Set in 1936 in the midst of the Abdication Crisis and the growing threat from Nazi Germany, Tom Wilde is an Irish-American history don at an unspecified Cambridge college, who becomes involved in investigating the death of a friend of his neighbour and hence drawn into some serious intrigue involving Communists, Fascist sympathisers plotting against the government and so on. It’s an interesting setting which could have worked well, but I never got involved and after a couple of hundred pages decided that I wasn’t sufficiently interested to slog my way through the rest.
It’s well enough written in many ways, but there is an awful lot of ponderous historical detail which was sometimes so basic and clumsily presented that I felt rather patronised. Similarly with the geography of Cambridge; it’s a city which I know and love, but do we really need to be told constantly that characters turned right from this street to that one and then...etc? There’s a lot of extraneous detail which doesn’t add to the atmosphere or setting but really slows down the narrative. Characters tend to be rather thin stereotypes of either extreme communists or odious fascists, whereas most people at the time were neither – the exception, of course, being Wilde who is wise, thoughtful and well-balanced.
Even Wilde’s Great Wisdom is pretty facile at times; for example,two history undergraduates are given a seminar whose message is “Examine the evidence, don’t go on your or other people’s prejudices and preconceptions,” which comes as a profound lesson to them. Seriously?
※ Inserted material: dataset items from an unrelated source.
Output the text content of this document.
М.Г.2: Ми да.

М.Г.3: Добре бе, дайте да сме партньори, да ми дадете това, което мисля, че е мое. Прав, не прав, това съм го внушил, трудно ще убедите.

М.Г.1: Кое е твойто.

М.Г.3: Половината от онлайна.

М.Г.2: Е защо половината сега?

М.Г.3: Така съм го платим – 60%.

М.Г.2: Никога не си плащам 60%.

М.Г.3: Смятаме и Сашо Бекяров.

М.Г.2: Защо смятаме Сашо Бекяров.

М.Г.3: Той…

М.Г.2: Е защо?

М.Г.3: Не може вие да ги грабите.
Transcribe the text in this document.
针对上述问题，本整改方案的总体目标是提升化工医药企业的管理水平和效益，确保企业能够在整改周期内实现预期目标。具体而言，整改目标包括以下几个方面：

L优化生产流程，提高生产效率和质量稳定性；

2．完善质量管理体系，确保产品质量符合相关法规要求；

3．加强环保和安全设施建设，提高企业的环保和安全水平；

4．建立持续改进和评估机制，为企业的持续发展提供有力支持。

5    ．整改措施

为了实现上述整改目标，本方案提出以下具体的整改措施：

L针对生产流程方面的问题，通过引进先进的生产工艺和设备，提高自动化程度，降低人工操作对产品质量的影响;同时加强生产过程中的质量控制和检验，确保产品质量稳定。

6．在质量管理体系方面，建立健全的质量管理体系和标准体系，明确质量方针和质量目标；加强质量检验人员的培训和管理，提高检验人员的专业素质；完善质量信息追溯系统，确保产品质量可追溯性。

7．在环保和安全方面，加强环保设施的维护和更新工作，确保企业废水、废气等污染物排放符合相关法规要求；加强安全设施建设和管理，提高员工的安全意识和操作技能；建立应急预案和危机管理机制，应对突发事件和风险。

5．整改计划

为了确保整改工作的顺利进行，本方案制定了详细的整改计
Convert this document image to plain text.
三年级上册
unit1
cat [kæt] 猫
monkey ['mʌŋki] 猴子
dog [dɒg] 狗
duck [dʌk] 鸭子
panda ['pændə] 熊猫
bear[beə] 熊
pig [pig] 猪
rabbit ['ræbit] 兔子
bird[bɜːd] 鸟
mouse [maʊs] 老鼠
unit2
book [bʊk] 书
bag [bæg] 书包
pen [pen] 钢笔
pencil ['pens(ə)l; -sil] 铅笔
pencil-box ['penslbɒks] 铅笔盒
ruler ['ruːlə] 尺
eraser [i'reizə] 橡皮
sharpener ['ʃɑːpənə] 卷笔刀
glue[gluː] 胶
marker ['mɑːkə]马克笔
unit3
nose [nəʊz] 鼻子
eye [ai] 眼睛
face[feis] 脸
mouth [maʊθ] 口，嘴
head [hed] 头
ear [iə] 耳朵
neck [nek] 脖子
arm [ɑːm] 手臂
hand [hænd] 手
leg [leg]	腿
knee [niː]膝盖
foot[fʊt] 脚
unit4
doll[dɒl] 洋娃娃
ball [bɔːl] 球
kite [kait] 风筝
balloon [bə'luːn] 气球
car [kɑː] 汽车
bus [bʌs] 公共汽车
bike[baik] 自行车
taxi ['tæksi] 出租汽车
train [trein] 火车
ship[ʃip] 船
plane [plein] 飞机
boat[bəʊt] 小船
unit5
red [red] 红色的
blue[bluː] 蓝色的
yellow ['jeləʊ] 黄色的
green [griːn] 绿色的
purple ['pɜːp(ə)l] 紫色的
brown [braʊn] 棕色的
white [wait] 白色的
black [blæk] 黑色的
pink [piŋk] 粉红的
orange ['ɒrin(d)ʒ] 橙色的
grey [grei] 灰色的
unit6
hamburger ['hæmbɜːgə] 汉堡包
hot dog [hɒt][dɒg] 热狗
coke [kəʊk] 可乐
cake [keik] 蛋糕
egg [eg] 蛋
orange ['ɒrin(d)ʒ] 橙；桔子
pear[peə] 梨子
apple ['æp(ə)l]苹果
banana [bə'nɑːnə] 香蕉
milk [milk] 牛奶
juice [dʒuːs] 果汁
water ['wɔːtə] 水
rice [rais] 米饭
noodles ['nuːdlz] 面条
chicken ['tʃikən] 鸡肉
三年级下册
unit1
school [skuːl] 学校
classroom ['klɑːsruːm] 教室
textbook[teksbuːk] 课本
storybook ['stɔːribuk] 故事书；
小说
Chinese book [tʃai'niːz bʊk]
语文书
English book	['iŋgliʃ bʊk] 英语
Would history students good enough to have won a place at one of the world’s finest academic institutions really find the most basic principle of being an historian a Great Revelation? It didn’t ring true in the slightest, and I found this in a lot of other places where scenes and dialogue just didn’t convince.
Enough. I’m in a minority here; most people liked Corpus a lot, but it wasn’t for me and I can’t recommend it.